Nach dem Tod der Eltern lebte sie mit ihrer ebenfalls unverheirateten Schwester Elise zusammen, die später Romanistin, erste Habilitandin und erste (außerordentliche) Professorin an der Universität Wien wurde. Den beiden kam das beträchtliche Erbe ihres Vaters zu, das ihnen den Bau eines Hauses im Währinger Cottageviertel sowie zahlreiche Reisen durch Europa und Nordafrika erlaubte.[3][4] Ab 1891 besuchten die Schwestern als Gasthörerinnen Vorlesungen an der Universität Wien, etwa bei dem Philologen Theodor Gomperz[5] und dem Romanisten Adolf Mussafia.[4]

Helene Richter veröffentlichte 1892 einen Artikel zu Shelleys 100. Geburtstag in der Vossischen Zeitung, 1897 folgte ein Aufsatz über „Mary Wollstonecraft, die Verfechterin der Rechte der Frau“ in der sozialdemokratischen Arbeiter-Zeitung. Sie widmete sich umfangreichen biographischen und literarisch-kritischen Werken über Shelley (1898), Thomas Chatterton (1900), William Blake (1906), George Eliot (1907), Oscar Wilde (1912), George Bernhard Shaw (1913) und Lord Byron (1929). Sie schrieb auch ein dreibändiges Werk „Geschichte der englischen Romantik“ (1911–1918).

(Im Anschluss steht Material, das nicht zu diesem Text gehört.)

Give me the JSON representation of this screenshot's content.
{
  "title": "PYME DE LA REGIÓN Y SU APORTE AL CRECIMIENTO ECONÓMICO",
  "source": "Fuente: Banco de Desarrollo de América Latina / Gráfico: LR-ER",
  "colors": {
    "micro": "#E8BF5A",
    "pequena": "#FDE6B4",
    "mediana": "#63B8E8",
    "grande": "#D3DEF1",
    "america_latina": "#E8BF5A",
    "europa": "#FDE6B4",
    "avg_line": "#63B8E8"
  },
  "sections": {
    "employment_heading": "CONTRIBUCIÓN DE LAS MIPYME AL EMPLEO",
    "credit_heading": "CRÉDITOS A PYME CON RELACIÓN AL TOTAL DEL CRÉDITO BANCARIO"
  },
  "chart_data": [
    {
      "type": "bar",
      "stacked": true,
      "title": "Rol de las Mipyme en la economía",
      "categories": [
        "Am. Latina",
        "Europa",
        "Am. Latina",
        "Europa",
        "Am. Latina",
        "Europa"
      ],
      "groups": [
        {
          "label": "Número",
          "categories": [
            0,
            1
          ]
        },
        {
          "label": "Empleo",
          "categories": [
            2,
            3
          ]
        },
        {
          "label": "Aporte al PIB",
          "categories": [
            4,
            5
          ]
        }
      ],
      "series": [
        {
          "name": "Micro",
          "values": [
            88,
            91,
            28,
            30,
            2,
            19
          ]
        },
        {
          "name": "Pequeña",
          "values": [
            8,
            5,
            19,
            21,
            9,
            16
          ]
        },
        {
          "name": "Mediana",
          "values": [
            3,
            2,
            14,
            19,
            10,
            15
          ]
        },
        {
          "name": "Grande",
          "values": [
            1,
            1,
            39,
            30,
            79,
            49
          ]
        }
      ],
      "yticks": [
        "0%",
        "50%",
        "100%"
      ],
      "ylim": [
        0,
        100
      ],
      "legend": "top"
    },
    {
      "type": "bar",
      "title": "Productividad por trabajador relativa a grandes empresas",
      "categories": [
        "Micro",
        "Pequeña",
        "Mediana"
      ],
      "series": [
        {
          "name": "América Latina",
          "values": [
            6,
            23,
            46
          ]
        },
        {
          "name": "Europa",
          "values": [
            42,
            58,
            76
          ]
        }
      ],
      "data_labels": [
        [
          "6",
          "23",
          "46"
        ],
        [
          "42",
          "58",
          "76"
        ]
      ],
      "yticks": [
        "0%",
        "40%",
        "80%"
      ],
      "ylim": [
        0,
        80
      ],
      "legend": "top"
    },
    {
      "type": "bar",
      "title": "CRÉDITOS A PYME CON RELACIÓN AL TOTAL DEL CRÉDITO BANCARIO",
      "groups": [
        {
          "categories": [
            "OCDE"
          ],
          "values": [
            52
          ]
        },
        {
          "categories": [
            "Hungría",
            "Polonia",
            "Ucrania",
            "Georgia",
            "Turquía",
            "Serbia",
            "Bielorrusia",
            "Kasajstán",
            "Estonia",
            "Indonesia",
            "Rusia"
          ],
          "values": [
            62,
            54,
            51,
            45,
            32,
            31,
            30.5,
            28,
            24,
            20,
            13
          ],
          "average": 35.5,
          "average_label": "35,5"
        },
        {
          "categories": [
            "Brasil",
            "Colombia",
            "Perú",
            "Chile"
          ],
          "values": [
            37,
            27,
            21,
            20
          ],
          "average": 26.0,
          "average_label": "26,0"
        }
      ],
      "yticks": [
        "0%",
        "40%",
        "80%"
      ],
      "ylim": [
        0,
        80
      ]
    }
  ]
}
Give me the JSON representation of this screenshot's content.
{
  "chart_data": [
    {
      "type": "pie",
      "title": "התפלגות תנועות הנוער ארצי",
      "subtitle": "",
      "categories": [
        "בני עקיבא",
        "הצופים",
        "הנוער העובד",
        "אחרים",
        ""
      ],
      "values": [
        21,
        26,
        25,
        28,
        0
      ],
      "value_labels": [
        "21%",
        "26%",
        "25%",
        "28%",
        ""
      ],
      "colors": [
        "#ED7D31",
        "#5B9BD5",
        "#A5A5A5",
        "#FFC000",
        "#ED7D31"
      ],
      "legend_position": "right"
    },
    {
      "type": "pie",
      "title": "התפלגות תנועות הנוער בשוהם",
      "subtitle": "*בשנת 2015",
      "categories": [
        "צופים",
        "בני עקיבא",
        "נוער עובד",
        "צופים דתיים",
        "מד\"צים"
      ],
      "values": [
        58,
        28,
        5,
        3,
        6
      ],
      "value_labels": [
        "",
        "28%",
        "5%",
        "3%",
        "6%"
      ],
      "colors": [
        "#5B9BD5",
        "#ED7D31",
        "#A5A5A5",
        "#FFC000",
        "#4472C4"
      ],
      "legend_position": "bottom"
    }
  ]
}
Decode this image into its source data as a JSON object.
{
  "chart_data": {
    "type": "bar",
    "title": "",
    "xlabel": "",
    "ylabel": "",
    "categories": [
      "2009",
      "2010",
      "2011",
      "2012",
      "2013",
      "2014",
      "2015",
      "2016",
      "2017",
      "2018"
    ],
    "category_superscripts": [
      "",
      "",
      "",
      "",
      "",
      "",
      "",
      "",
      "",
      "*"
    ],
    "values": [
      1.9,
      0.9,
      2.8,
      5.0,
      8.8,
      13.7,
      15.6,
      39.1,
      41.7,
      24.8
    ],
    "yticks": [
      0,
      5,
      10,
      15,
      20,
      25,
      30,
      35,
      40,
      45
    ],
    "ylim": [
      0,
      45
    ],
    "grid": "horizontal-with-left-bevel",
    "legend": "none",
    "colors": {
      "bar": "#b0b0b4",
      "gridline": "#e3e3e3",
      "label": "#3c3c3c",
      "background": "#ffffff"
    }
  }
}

Ab 1906 luden die beiden Richter-Schwestern zu einem allwöchentlichen Salon, wo sich prominente Gelehrte und Künstler trafen. Dazu gehörten zum Beispiel die Frauenrechtlerinnen Marianne Hainisch und Rosa Mayreder, der Musikkritiker Max Kalbeck, der Schriftsteller Richard Kralik, der Burgtheater-Direktor Hugo Thimig und der Philologe Hans von Arnim.[6] Im Jänner 1911 ließen sich Helene und Elise Richter in der Lutherischen Stadtkirche in Wien taufen.[7]

Ihre Tätigkeit für das Shakespeare-Jahrbuch führte sie zur Theaterkritik. Mit Büchern wie „Schauspielercharakteristiken“ (1914), „Unser Burgtheater“ (1918) und „Joseph Lewinsky, 50 Jahre Wiener Kunst und Kultur“ (1925) schrieb sie über das Wiener Burgtheater. 1926 wurde sie zur „Burgtheaterbiographin“ ernannt.[4]

Aufgrund ihrer Leistungen verliehen ihr die Universitäten Heidelberg und Erlangen 1931 – anlässlich ihres 70. Geburtstags – die Ehrendoktorwürde. Im selben Jahr wurde sie als Bürgerin ehrenhalber der Stadt Wien ausgezeichnet.[8]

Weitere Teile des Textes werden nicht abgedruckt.